TM c 1941 Photograph by John Paul Merton. Used with Permission of the Merton Legacy Trust and the Thomas Merton Center.

Thomas Merton was born in Prades, France. His New Zealand-born father, Owen Merton, and his American-born mother, Ruth Jenkins, were both artists. They met at painting school in Paris, were married at St. Anne’s Church, Soho, London, and returned to France, where Thomas Merton was born on January 31st, 1915.

After a rambunctious youth and adolescence, Merton converted to Roman Catholicism and entered the Abbey of Gethsemani, a community of monks belonging to the Order of Cistercians of the Strict Observance (Trappists), one of the (more austere) cloistered Roman Catholic monastic orders (think of the Carthusians).
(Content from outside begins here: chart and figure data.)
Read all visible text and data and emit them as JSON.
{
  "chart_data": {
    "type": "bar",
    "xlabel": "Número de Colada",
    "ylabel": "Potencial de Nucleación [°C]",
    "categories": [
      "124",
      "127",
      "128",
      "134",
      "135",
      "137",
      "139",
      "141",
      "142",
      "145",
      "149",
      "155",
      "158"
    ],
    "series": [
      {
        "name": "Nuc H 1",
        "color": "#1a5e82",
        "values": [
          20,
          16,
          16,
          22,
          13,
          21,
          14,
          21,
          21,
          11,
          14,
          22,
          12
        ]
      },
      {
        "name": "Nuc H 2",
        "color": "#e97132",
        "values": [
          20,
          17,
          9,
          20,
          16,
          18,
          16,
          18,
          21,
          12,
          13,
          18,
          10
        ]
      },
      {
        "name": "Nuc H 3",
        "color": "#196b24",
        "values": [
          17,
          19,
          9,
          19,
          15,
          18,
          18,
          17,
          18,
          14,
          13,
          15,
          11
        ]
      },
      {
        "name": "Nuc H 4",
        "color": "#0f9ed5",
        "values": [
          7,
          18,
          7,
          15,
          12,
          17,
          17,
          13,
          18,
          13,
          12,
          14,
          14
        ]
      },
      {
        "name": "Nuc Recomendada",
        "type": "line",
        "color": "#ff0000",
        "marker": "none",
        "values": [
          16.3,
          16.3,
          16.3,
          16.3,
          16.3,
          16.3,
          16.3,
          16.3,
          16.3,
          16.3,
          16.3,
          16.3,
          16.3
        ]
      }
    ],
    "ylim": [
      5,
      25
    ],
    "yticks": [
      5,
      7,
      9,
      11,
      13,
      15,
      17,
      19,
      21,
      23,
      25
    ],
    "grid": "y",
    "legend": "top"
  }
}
The twenty-seven years he spent in Gethsemani brought about profound changes in his self-understanding. This ongoing conversion impelled him into the political arena, where he became, according to Daniel Berrigan, the conscience of the peace movement of the 1960's. Referring to race and peace as the two most urgent issues of our time, Merton was a strong supporter of the nonviolent civil rights movement, which he called "certainly the greatest example of Christian faith in action in the social history of the United States." For his social activism Merton endured severe criticism, from Catholics and non-Catholics alike, who assailed his political writings as unbecoming of a monk.

During his last years, he became deeply interested in Asian religions, particularly Zen Buddhism, and in promoting East-West dialogue. After several meetings with Merton during the American monk's trip to the Far East in 1968, the Dalai Lama praised him as having a more profound understanding of Buddhism than any other Christian he had known. It was during this trip to a conference on East-West monastic dialogue that Merton died, in Bangkok on December 10, 1968, the victim of an accidental electrocution. The date marked the twenty-seventh anniversary of his entrance to Gethsemani.